Max Cahen – Foto: Privécollectie familie Cahen
Max Cahen – Foto: Privécollectie familie Cahen
De memoires van Max Cahen geven onder meer een duidelijk beeld van de gang van zaken in kamp Vught. Cahen werd in 1941 gevraagd lid te worden van de Joodse Raad, een door de Duitsers ingesteld bestuurslichaam dat belast werd met de uitvoering van de door de bezetter afgekondigde maatregelen. Cahen vervulde zijn functie met gemengde gevoelens. Hij woonde achter het station Vught en probeerde daar zoveel mogelijk steun te verlenen aan de Joden die vanaf 1943 in het SS-concentratiekamp Vught worden opgesloten.

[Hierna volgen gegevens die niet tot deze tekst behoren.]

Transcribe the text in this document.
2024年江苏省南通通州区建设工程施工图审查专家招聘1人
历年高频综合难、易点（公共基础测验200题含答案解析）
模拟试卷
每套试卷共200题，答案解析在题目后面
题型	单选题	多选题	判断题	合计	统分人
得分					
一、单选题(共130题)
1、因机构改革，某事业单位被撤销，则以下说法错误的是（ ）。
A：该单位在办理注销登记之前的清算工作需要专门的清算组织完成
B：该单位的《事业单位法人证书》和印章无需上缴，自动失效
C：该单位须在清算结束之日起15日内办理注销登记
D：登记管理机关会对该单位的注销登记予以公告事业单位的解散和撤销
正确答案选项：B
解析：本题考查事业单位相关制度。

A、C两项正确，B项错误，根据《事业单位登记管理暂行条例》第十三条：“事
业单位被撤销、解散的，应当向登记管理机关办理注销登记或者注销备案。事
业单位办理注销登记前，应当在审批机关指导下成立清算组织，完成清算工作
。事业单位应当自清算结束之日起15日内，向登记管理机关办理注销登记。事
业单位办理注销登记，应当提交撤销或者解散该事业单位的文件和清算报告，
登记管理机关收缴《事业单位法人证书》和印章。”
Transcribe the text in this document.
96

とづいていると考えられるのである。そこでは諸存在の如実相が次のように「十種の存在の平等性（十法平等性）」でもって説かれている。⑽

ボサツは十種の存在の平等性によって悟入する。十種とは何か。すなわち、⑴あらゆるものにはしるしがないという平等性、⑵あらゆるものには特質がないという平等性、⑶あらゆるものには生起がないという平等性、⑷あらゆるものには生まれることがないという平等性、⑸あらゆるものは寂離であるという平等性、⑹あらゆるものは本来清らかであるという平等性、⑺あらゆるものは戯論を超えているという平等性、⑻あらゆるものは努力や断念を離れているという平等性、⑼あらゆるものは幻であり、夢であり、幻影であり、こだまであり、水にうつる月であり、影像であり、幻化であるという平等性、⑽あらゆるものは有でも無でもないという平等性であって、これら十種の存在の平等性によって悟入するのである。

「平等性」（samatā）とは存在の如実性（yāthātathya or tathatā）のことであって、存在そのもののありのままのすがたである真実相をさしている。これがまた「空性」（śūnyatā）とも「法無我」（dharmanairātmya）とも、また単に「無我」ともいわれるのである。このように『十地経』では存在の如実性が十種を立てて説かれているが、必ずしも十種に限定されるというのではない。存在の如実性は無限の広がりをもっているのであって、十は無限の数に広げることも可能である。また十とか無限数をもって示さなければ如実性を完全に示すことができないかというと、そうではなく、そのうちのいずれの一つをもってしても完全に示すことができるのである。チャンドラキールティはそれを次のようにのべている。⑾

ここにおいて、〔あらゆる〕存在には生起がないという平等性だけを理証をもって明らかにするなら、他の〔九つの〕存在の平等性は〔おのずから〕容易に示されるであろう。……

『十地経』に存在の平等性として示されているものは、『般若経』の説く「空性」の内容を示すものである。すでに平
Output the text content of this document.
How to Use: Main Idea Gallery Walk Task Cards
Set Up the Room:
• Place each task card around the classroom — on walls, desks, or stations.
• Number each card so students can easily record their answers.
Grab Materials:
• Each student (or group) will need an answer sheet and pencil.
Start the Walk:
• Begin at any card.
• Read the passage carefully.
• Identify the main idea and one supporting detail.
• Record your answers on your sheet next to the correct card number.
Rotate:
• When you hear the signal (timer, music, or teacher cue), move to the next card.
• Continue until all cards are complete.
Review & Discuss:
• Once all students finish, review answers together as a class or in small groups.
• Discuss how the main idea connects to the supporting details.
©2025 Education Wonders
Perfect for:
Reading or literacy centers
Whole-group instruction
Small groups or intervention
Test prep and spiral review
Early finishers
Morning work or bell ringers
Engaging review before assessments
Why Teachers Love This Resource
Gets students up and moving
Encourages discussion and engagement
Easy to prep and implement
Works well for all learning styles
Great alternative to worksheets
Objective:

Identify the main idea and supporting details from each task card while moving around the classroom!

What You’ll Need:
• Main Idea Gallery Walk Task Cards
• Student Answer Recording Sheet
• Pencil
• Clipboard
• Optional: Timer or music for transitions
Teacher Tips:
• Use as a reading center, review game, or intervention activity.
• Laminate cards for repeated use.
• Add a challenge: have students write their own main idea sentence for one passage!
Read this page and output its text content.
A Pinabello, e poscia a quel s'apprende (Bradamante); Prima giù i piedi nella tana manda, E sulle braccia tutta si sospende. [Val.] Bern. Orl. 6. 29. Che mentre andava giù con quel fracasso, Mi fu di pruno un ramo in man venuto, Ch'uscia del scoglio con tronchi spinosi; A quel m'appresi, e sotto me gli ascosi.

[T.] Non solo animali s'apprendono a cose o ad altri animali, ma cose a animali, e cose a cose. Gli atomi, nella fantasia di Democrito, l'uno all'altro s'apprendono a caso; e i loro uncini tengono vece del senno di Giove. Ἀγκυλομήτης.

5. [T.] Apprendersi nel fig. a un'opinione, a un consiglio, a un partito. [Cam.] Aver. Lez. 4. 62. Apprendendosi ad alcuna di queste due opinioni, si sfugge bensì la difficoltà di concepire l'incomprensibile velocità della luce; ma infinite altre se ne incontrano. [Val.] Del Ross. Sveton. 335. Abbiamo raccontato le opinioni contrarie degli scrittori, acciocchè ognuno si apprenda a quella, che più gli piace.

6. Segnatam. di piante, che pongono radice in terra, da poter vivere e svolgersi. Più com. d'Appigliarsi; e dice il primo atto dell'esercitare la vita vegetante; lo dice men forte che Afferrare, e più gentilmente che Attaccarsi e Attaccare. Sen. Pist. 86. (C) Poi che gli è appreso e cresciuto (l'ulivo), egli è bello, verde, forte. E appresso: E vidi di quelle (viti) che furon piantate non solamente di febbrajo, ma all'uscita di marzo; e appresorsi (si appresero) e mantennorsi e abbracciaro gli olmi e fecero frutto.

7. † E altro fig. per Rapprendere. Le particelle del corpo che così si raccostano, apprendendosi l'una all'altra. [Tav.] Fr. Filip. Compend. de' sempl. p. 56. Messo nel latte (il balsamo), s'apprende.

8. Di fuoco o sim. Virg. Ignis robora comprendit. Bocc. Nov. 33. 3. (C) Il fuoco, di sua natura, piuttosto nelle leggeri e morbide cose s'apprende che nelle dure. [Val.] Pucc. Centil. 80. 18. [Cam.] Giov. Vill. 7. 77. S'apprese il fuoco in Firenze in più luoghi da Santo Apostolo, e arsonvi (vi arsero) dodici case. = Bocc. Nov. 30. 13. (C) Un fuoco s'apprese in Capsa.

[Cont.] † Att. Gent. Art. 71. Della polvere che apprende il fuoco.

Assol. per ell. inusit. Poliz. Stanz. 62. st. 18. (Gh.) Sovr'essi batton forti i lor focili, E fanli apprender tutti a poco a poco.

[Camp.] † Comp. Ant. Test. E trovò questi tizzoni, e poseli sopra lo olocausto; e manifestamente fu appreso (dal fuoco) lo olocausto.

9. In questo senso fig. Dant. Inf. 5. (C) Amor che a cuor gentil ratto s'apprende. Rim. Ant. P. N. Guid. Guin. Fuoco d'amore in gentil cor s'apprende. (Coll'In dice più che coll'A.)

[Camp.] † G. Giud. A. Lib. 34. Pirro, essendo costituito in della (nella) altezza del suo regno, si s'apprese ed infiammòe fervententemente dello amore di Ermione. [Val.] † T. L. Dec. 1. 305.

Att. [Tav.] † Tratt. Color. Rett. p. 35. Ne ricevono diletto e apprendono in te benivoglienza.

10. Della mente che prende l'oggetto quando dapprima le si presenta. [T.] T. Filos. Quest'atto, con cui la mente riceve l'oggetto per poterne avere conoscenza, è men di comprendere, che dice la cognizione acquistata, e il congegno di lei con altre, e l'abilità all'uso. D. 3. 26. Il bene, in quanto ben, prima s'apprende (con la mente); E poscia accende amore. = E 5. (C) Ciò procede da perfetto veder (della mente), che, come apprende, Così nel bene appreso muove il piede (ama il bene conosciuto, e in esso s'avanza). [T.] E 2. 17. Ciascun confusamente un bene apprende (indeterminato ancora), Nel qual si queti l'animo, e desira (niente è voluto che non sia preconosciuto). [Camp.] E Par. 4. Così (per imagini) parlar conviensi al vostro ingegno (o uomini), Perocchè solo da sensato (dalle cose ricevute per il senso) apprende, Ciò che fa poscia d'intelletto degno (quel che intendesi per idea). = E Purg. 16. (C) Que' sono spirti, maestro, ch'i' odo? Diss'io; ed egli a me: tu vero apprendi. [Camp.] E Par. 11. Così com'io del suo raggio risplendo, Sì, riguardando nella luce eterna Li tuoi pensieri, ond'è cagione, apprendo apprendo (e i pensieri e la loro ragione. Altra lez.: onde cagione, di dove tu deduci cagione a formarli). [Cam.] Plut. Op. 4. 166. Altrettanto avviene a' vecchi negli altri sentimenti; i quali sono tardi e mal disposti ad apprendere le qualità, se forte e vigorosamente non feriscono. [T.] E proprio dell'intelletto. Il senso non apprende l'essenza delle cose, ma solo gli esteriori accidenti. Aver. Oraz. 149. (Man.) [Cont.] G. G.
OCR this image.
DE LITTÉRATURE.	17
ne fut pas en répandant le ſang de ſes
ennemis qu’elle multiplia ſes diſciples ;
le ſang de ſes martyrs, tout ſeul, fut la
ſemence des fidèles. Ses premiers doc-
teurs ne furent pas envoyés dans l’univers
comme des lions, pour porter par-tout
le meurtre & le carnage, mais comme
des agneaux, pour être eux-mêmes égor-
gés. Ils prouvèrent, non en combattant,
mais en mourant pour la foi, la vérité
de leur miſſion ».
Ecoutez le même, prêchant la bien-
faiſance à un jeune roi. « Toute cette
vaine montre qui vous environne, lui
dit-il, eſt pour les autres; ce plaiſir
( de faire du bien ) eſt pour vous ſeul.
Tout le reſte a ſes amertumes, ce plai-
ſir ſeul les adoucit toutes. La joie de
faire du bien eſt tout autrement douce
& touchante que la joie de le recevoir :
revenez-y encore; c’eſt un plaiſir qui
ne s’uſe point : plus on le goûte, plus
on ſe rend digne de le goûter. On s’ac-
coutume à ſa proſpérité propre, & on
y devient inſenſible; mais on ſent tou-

Hij werd ook aangesteld als inkoper van het Philips Kommando, een functie die hij bleef vervullen toen ook hij in juni 1943 in kamp Vught gevangen werd gezet. Max Cahen had hierdoor een bijzondere positie. Hij mocht namelijk het kamp verlaten om inkopen te doen. Voor Joodse gevangen werd hij zo de schakel tussen het kamp en de buitenwereld.

Begin 1944 werd Cahen overgebracht naar Westerbork, van waaruit hij naar Auschwitz en later naar Gross-Rosen werd gedeporteerd. Hij overleefde deze kampen en keerde na de bevrijding via Praag in 1945 terug in Vught. In 1972 maakte hij een reis langs de voormalige concentratiekampen waar hij eens gevangen zat. In brieven aan zijn zoon David beschreef hij deze tocht.

Ik heb dit alles opgeschreven… – Memoires van Max Cahen, 1939-1945
Ik heb dit alles opgeschreven… – Memoires van Max Cahen, 1939-1945
Zijn echtgenote Jet dook al in 1943 onder en beviel in januari 1944 van hun dochter: Truus. Deze Truus Wertheim-Cahen beschrijft in het boek het verhaal van haar moeder en de gevolgen van de oorlog voor het huwelijk van haar ouders.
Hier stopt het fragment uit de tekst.